Northern Ballet’s Jane Eyre

Jane Eyre

Reviewer's Rating

One of the most famous passages in Charlotte Brontë’s Jane Eyre comes when the eponymous Jane, after discovering that her fiancé Rochester has lied to her, refuses to listen to his pleas and instead declares her intention to leave: “I am no bird; and no net ensnares me; I am a free human being with an independent will, which I now exert to leave you”. Jane is notoriously strong-willed, seizing and exercising her freedom in a way which made many Victorian readers of the novel uncomfortable when it was first published. It would be easy, in creating a ballet based on Brontë’s text, to ignore this and focus instead on the love story between Rochester and Jane – with no dialogue, there is only limited room for Jane to express her fierce independence, and we tend to expect our ballerinas and their characters to conform to traditional ideas of beauty, femininity, delicacy (just as the Victorians expected of their literary heroines).
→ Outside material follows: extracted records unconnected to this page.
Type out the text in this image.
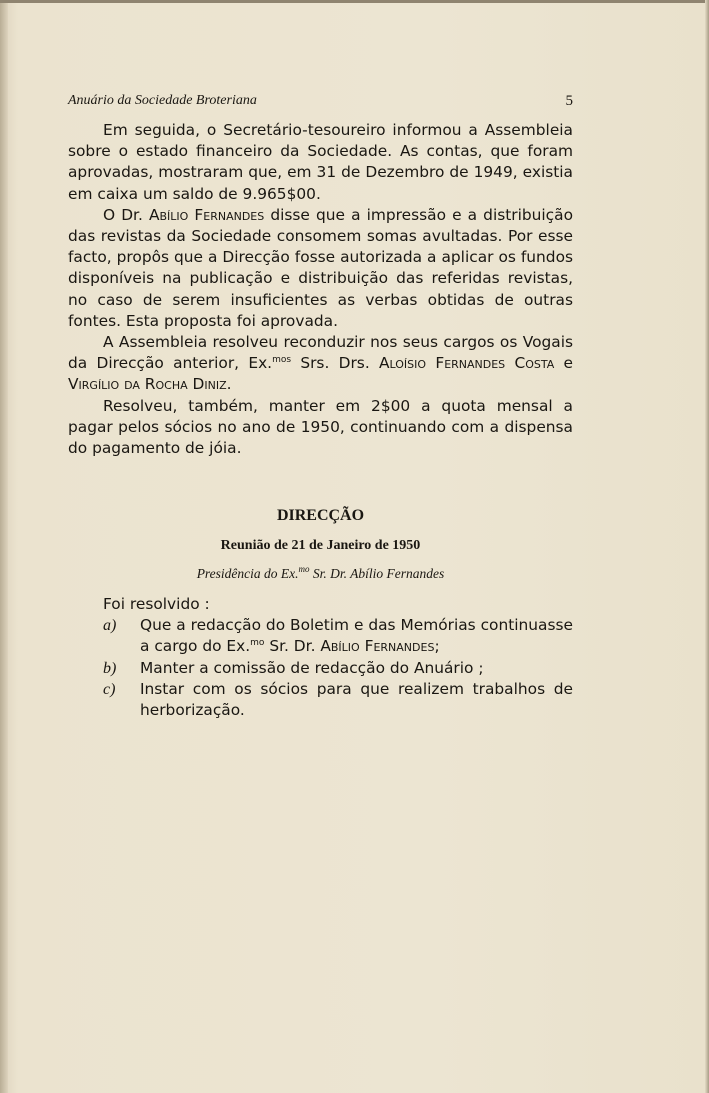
Anuário da Sociedade Broteriana	5

Em seguida, o Secretário-tesoureiro informou a Assembleia sobre o estado financeiro da Sociedade. As contas, que foram aprovadas, mostraram que, em 31 de Dezembro de 1949, existia em caixa um saldo de 9.965$00.

O Dr. Abílio Fernandes disse que a impressão e a distribuição das revistas da Sociedade consomem somas avultadas. Por esse facto, propôs que a Direcção fosse autorizada a aplicar os fundos disponíveis na publicação e distribuição das referidas revistas, no caso de serem insuficientes as verbas obtidas de outras fontes. Esta proposta foi aprovada.

A Assembleia resolveu reconduzir nos seus cargos os Vogais da Direcção anterior, Ex.$^{mos}$ Srs. Drs. Aloísio Fernandes Costa e Virgílio da Rocha Diniz.

Resolveu, também, manter em 2$00 a quota mensal a pagar pelos sócios no ano de 1950, continuando com a dispensa do pagamento de jóia.

DIRECÇÃO
Reunião de 21 de Janeiro de 1950
Presidência do Ex.$^{mo}$ Sr. Dr. Abílio Fernandes
Foi resolvido :
a) Que a redacção do Boletim e das Memórias continuasse a cargo do Ex.$^{mo}$ Sr. Dr. Abílio Fernandes;
b) Manter a comissão de redacção do Anuário ;
c) Instar com os sócios para que realizem trabalhos de herborização.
Northern Ballet’s production of Jane Eyre, thankfully, does not do this. The Jane they offer us is a complex self-reliant character, whose strength of character is evident through her physicality – her fists are often clenched, ready to defend herself at any given moment, and she sometimes visibly asserts control over her own body, by pushing her shaking legs and hands back into place when emotion threatens to overwhelm her. The part is danced by Brooks-Daw, as Young Jane, before Blow takes over; both are excellent in the role, using shared gestures to provide a sense of continuity while both bringing something of their own to the character. While Young Jane is – rightfully – always on the defensive, fiercely protecting herself from the blows of her relatives and schoolteachers, Blow’s older Jane is calmer and more in control.

As in the novel, the motif of the double is central to the ballet – not only in the dual casting of Jane, but in the contrasts between Jane and Bertha, Rochester and St. John, the cruelty of Jane’s family and the kindness of strangers. Kinmoth’s staging draws this out beautifully, taking advantage of different levels and depths to offer multiple perspectives: at several points, both Janes are on stage together; at another, Jane dances alone in her room, while the silhouette of Bertha performs many of the same movements behind a curtain. There are also several impressive group scenes – the “D-Men” who haunt Jane, and the girls at Lowood school, moving in sync with one another, further serve to highlight the themes of commonality and individuality.

Beginning in medias res, after Jane’s departure from Rochester’s house, the production foregrounds the idea that Jane’s life revolves around men. In the prologue, she is haunted by the “D-Men”, male ghosts who trip her up and disrupt her journey; after collapsing, she is found and rescued by St. John. Despite this, though, she retains that spark of independence – particularly in the final scene, which, although it is a pas de deux with Rochester, very clearly takes place on Jane’s terms. The romance between them is beautifully enacted by Blow and Torres, but this is ultimately not a love story; it is the story of Jane Eyre.